UE e FMI pedem resgate à Irlanda para evitar contágio

Representantes de Portugal e Espanha negam necessidade de auxílio para a Península Ibérica

EFE |

A União Europeia (UE), o Fundo Monetário Internacional (FMI) e as autoridades irlandesas ultimam o resgate à Irlanda, diante da reunião de ministros de Finanças europeus que será realizada neste domingo para dar sinal verde à contribuição europeia. Em princípio, a convocação é por teleconferência, embora fontes europeias considerem que os ministros poderão reunir-se fisicamente em Bruxelas se as equipes negociadoras do FMI e da UE acertarem os detalhes do resgate à Irlanda a tempo.

Fontes da UE confirmaram neste sábado à Agência Efe que as negociações sobre o programa de assistência financeira multilateral estão próximas de finalização e que os detalhes poderiam ser conhecidos no domingo, o que permitiria reduzir a incerteza sobre a Zona do Euro antes da abertura dos mercados, na segunda-feira.

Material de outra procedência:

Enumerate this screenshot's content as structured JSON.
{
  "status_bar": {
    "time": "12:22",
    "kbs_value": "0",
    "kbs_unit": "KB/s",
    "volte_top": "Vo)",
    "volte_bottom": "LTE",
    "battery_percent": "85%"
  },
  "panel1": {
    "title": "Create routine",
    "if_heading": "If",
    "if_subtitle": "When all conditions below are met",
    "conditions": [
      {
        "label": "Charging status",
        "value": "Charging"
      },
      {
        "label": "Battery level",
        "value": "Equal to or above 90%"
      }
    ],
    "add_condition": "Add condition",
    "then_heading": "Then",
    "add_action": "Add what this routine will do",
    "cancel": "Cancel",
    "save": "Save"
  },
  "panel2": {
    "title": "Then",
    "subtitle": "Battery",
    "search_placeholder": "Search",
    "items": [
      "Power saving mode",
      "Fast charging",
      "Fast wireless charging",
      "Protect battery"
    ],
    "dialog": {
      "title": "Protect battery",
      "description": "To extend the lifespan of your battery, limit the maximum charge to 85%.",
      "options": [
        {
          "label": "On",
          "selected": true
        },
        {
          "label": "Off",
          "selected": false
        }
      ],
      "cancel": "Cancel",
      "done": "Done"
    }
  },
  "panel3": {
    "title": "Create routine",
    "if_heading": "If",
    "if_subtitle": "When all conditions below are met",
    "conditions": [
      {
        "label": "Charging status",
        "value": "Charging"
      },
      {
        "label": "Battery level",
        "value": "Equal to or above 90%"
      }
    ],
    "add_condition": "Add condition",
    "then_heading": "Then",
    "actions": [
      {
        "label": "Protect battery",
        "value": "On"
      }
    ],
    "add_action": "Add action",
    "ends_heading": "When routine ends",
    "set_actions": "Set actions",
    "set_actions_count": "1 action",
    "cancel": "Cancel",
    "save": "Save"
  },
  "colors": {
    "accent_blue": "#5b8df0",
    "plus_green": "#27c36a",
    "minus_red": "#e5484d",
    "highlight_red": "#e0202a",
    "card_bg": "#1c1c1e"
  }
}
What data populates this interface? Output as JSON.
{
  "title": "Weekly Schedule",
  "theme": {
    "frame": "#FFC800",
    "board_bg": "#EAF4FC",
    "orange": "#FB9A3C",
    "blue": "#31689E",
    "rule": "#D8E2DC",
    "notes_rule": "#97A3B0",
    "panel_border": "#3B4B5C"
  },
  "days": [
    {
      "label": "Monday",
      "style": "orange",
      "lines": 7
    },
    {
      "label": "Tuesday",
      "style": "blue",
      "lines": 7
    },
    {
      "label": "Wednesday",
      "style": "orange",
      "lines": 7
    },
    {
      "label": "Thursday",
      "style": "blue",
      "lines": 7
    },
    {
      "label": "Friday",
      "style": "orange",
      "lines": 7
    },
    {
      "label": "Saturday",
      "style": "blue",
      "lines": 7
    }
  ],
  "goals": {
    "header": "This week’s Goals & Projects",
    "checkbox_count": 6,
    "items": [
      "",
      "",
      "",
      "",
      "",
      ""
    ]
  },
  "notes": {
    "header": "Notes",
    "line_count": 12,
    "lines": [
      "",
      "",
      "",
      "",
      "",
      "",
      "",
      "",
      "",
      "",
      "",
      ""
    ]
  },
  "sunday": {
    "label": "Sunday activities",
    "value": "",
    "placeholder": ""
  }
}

Após uma semana marcada pelos máximos históricos alcançados pela dívida soberana da Espanha e Portugal, começam a proliferar as dúvidas sobre se o resgate irlandês bastará para neutralizar o risco de contágio à península ibérica.

O presidente da Comissão Europeia, José Manuel Durão Barroso, ressaltou na sexta-feira que é "absolutamente falso" que exista um plano de salvamento para Portugal e reiterou sua confiança nas políticas anunciadas pelos países com problemas. Em Lisboa, o Parlamento aprovou o orçamento de 2011; enquanto em Madri, o governo e o Banco da Espanha extremaram esforços para comunicar a solvência da economia espanhola e de seu sistema bancário.

O chefe do governo espanhol, José Luis Rodríguez Zapatero, negou "absolutamente" que a Espanha vá recorrer ao resgate financeiro e advertiu os investidores que estejam apostando contra a dívida espanhola que vão perder dinheiro.

Causaram surpresa as declarações do presidente do Bundesbank (banco central alemão) e membro do Conselho do Banco Central Europeu (BCE), Axel Weber, que defendeu aumentar o atual fundo de resgate da UE, capaz de mobilizar até 750 bilhões de euros, se for necessário atender a mais de um país.

Também a partir da Alemanha, a chanceler Angela Merkel insistiu em sua iniciativa para que os credores privados assumam sua responsabilidade na hora de ajudar os países com graves dificuldades financeiras a partir de 2013, quando caduca o fundo de resgate da Zona do Euro aprovado após a crise na Grécia.